An organization that works to reform sex-offender laws in Florida is suing Seminole County and Sheriff Don Eslinger, alleging that a decade-old county ordinance is so restrictive that it prevents registered sex offenders from traveling to a grocery store, eating out at a restaurant or, in some cases, even leaving their homes.

According to Seminole’s ordinance, sexual offenders or predators in most cases are not allowed to “travel through or remain within” 1,000 feet of schools, parks, day care centers or playgrounds.

“That’s the problem. You could literally just be shopping at a store, such as Publix, and violate the ordinance if it sits within that 1,000 feet,” said attorney Peter Sleasman, a Newberry attorney who is representing the non-profit group Florida Action Committee.

“The law is vague in terms of where a registered sex offender can go…So unless you’re driving around town with a survey map, you have no idea where the 1,000-feet line is. Just by driving down the road, you could be violating the ordinance.”

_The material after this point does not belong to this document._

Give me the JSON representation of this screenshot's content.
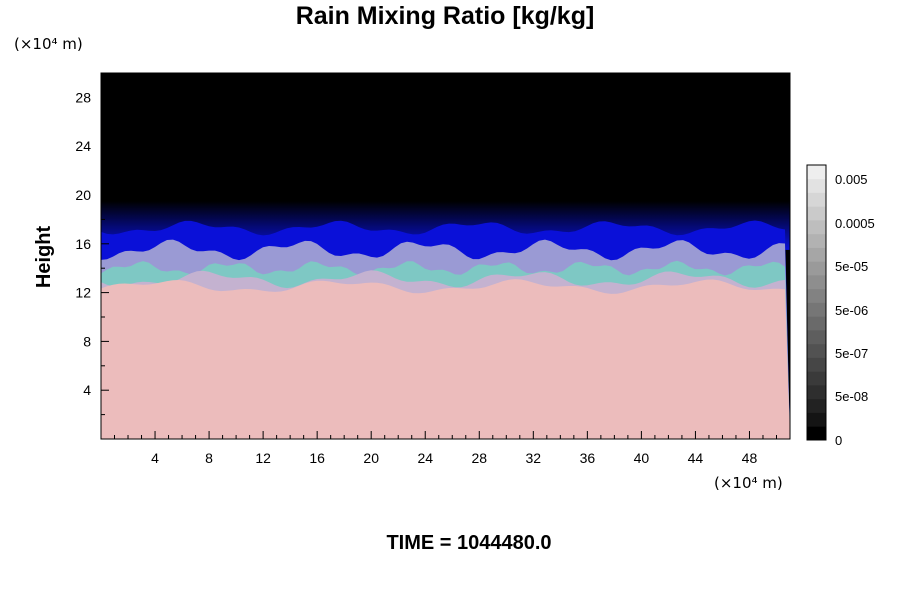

The ordinance even prevents a registered sex offender from attending a Seminole commission meeting, Sleasman said, because the county administration building sits adjacent to a private playground and across the street from a park in downtown Sanford.

Sheriff officials declined to comment about the suit, filed Sept. 15 in federal court in Orlando. County attorneys did not return calls.

The organization is not trying throw out the county’s entire ordinance, Sleasman said. Rather, it is asking a judge to do away with the section that restricts where registered sex offenders can travel.

Florida Action Committee, based in the Sanford area, has about 650 members across Florida, including roughly 30 in Seminole County, according to the suit. Many of FAC’s members are required by state law to register with local law enforcement agencies as sexual offenders or sexual predators.

Organization officials did not return calls to comment on their suit.

According to the group’s web site, FAC’s mission is to “educate the media, our legislators and the public” about sex-offender issues.

“Our current policies for sex-offender management are failing,” according to the web site, floridaactioncommittee.org. “We need to fix our broken system to create a safer Florida.”

Seminole’s ordinance was enacted in 2005 at a time when governments across Florida were putting in place tough laws restricting sex offenders. Many Central Florida cities have since passed rules that prohibit sex offenders from living within a certain distance of schools, playgrounds, parks, day care centers and, in some cases, school bus stops and churches.

But Seminole’s ordinance goes a step further by establishing exclusionary zones around those areas. Sex offenders who are stopped within an exclusionary zone would have to explain to law enforcement as to why they are there, according to the ordinance.

Sleasman cited an example of a sex offender who asked to remain anonymous who has had “a clean record for 20 years. But he can’t drive out of his neighborhood without going into an exclusion zone if he were to strictly adhere to the ordinance,” he said. “It is basically a form of house arrest.”

Still, sex offenders have certain exceptions to travel or “reside” within the 1,000 feet, including attending a church service, receiving care at a medical facility or going to work, according to the ordinance.